I was born in 1945, just after the war, and grew up in a safe and happy environment. I went to Balliol College Oxford where, because my father was a lawyer and I was meant to follow in his footsteps, I read law. I qualified as a solicitor and practised for a few years, but I hated it and managed to escape by way of teaching law at Oxford Brookes University and then by becoming a lecturer in Systems at the Open University. It was a wonderful place to work in those early days and I was very happy there.
The way we taught Systems was as a practical way of thinking holistically; that is, a way of making good decisions when faced with complex and intractable problems. We thought it was a pretty new discipline, but one day I discovered that the Chinese had beaten us to it by about two and a half thousand years.
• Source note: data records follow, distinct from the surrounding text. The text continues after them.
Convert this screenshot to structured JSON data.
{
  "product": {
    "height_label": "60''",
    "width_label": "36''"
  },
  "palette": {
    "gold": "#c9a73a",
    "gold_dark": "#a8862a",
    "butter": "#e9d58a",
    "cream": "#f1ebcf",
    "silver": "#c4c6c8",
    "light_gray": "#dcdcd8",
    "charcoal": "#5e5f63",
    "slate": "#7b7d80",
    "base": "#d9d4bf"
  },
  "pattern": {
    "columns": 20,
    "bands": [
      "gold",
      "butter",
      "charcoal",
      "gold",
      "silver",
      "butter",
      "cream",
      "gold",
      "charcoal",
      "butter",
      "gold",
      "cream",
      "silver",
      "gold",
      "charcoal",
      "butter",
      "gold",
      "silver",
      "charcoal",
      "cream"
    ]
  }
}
For traditional Chinese medicine is based on a view of the human body, and of its place in a the natural world, which is both genuinely holistic and utterly practical; its underlying theory never sees a human being as an assembly of parts, nor does it separate the person from his or her illness, yet it yields very specific treatments for a multitude of human ailments. Good decisions, in fact, when confronted with the most complex of all systems. I became fascinated. I read up the theory; then I qualified as an acupuncturist; then I left the University to work at it full time.
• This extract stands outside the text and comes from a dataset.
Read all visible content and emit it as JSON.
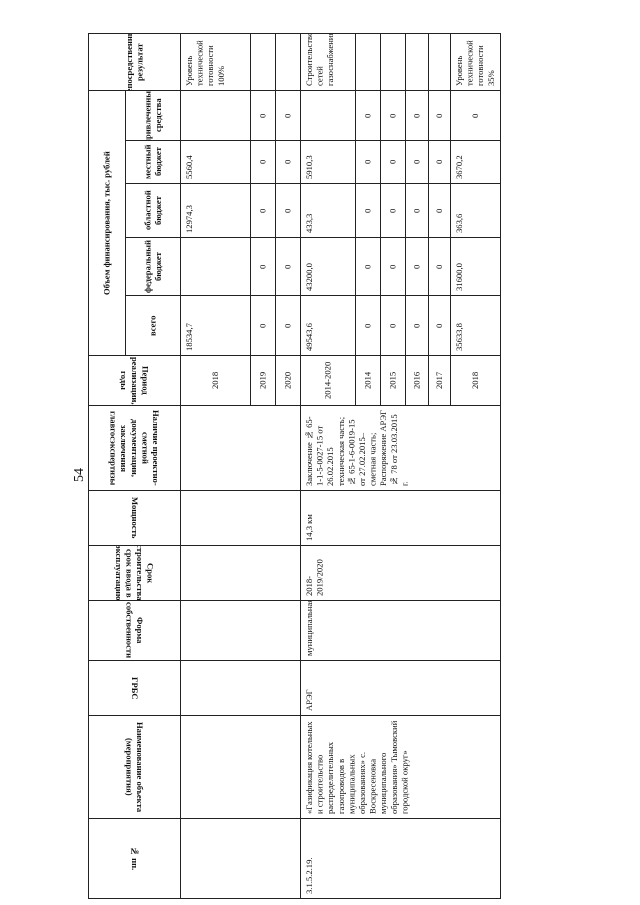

Shortly after I qualified I met Fritz Smith, the originator of Zero Balancing, and was hugely impressed by him and by his work. He really knows what energy is, he really knows how to work with it, and because of his Western Medical background (he is an MD as well as an osteopath and acupuncturist) he can communicate what he is doing in clear, precise concepts. I learned enormous amounts from him, qualified as a Zero balancer and then as a Zero Balancing teacher, and finally, to make sure I understood it, wrote a book about it. I found it so illuminating to write about energy without making it seem strange or esoteric, that I then wrote six more books about it.
Apart from that, I have three daughters and lots of grandchildren and I am lucky enough to live with my wife in the The Cotswolds — a landscape I have loved since I was a child.